Une voix forte, bien timbrée, celle d’un jeune homme noir entouré de ses amis. Que Jésus vous ait en Sa Sainte Garde, Jésus vous aime, il est avec nous ! Accueillez-le, Jésus est amour ! J’ai commis des péchés parce que j’ai fait des bêtises ! La voix s’enroule autour de la barre centrale du wagon et passe d’un siège à l’autre sur les voyageurs qui sourient avec entrain comme si c’était un gag, un sketch spécial métro-sortie du ciné.
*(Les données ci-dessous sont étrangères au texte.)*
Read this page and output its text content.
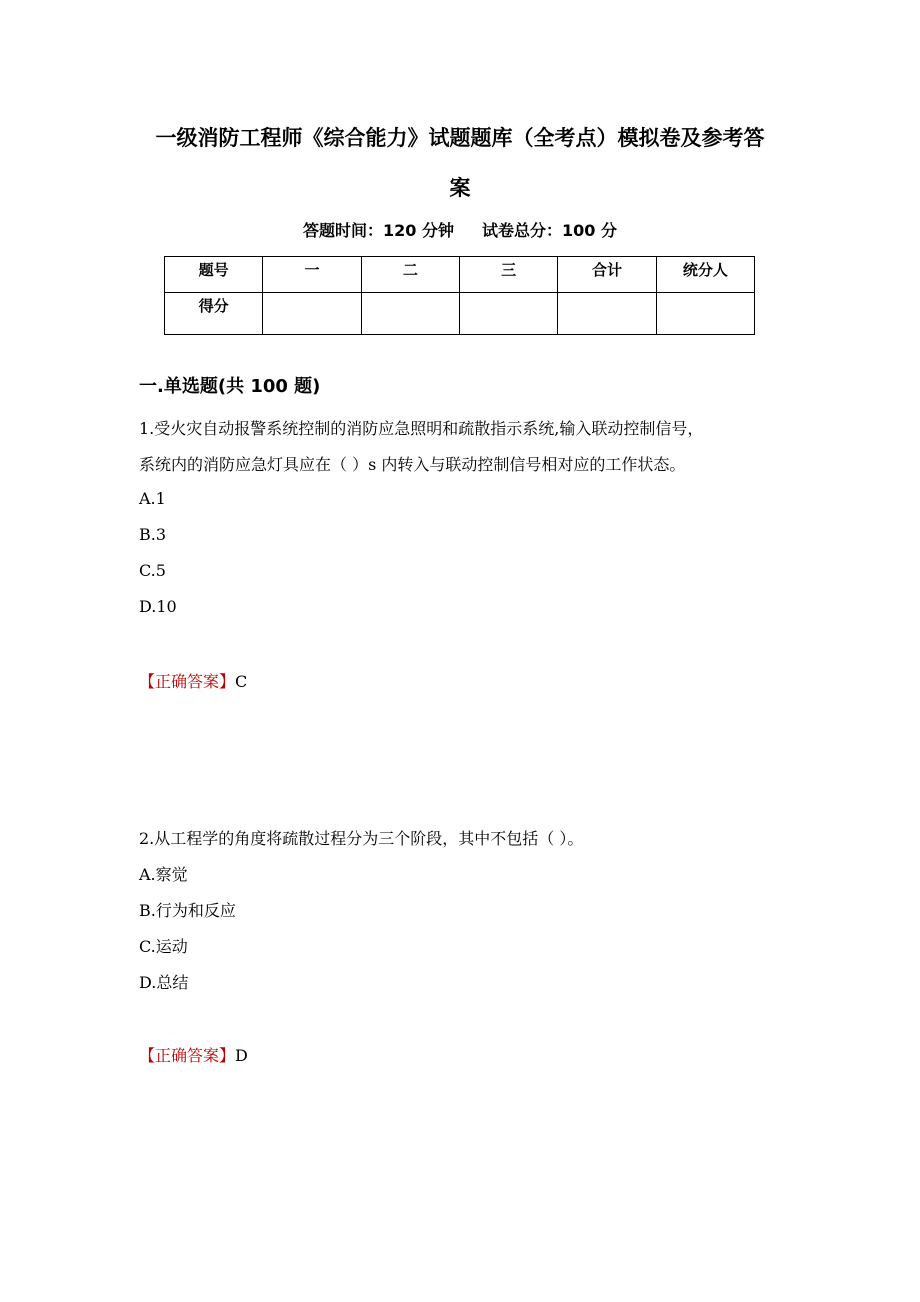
一级消防工程师《综合能力》试题题库（全考点）模拟卷及参考答
案
答题时间：120 分钟 试卷总分：100 分
题号	一	二	三	合计	统分人
得分					
一.单选题(共 100 题)
1.受火灾自动报警系统控制的消防应急照明和疏散指示系统,输入联动控制信号，
系统内的消防应急灯具应在（ ）s 内转入与联动控制信号相对应的工作状态。
A.1
B.3
C.5
D.10
【正确答案】C
2.从工程学的角度将疏散过程分为三个阶段，其中不包括（ ）。
A.察觉
B.行为和反应
C.运动
D.总结
【正确答案】D
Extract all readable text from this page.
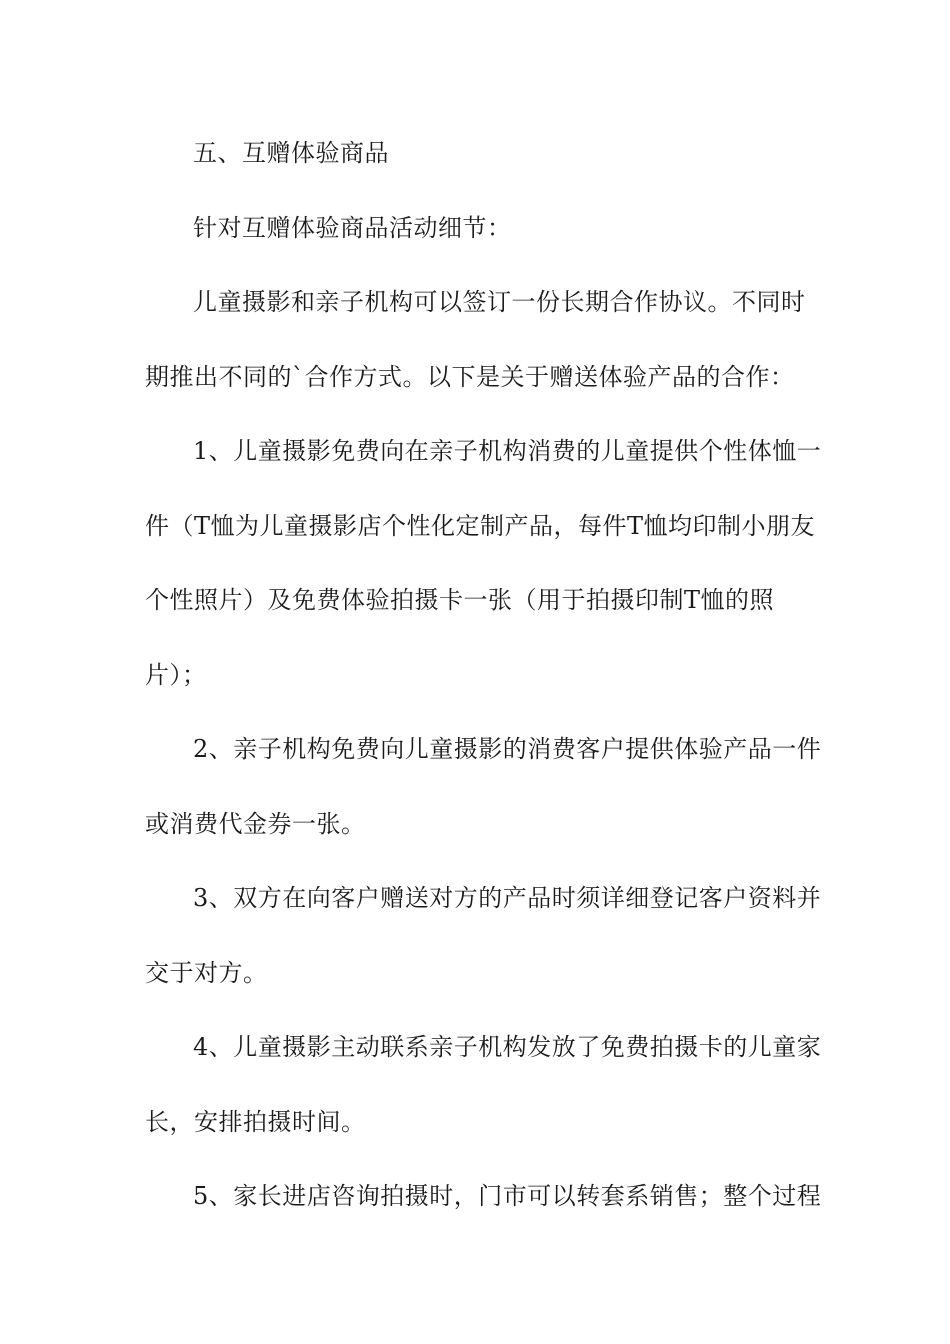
五、互赠体验商品
针对互赠体验商品活动细节：
儿童摄影和亲子机构可以签订一份长期合作协议。不同时
期推出不同的`合作方式。以下是关于赠送体验产品的合作：
1、儿童摄影免费向在亲子机构消费的儿童提供个性体恤一
件（T恤为儿童摄影店个性化定制产品，每件T恤均印制小朋友
个性照片）及免费体验拍摄卡一张（用于拍摄印制T恤的照
片）；
2、亲子机构免费向儿童摄影的消费客户提供体验产品一件
或消费代金券一张。
3、双方在向客户赠送对方的产品时须详细登记客户资料并
交于对方。
4、儿童摄影主动联系亲子机构发放了免费拍摄卡的儿童家
长，安排拍摄时间。
5、家长进店咨询拍摄时，门市可以转套系销售；整个过程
Tout le monde a l’air content d’être là, tous Parisiens même les touristes, un peu serrés les uns contre les autres,  à écouter ce type un brin allumé qui croit en Jésus et tout le reste et tient à nous entraîner dans cet amour.

Je doute qu’il convainque grand-monde mais il a mis une sacrée ambiance, la ligne 6 en est toute égayée.

A Barbès-Rochechouart tout le groupe descend, garçons et filles à la peau sombre et souriants. Vont-ils retourner dans leur paroisse, entrer dans un autre wagon ? Je n’ai pas le temps de les prendre en photo, le métro repart, il a laissé Jésus sur le quai, mais les sourires flottent encore dans le wagon, c’est chouette, le métro, la nuit. 

imagesEntre Laumière et Jaurès, une jeune fille de seize ou dix-sept ans dit à une autre, Moi je m’invente des besoins. Je me dis J’ai froid et je n’ai qu’un gilet, alors il faut que je m’en achète un autre, ça me fait un besoin, un truc à acheter. Elles rient toutes les deux.

Tennis en l'air

Drôle d’endroit pour mettre des tennis, bientôt les fils seront enterrés dommage ça aurait permis de faire des lancers de trucs à fil, de pelotes de laine lestées de petits cailloux, de cordes à sauter, de casseroles attachées par le manche. Les amoureux pourraient lancer des cadenas reliés par des fils de couleur, ça ferait des guirlandes en attendant Noël. Mais il ne faut pas en accrocher trop car ça risquerait de peser sur  les câbles, les fils électriques c’est fait pour faire passer l’électricité quand même et les agents d’EDF ne seraient pas contents. Et les voisins non plus.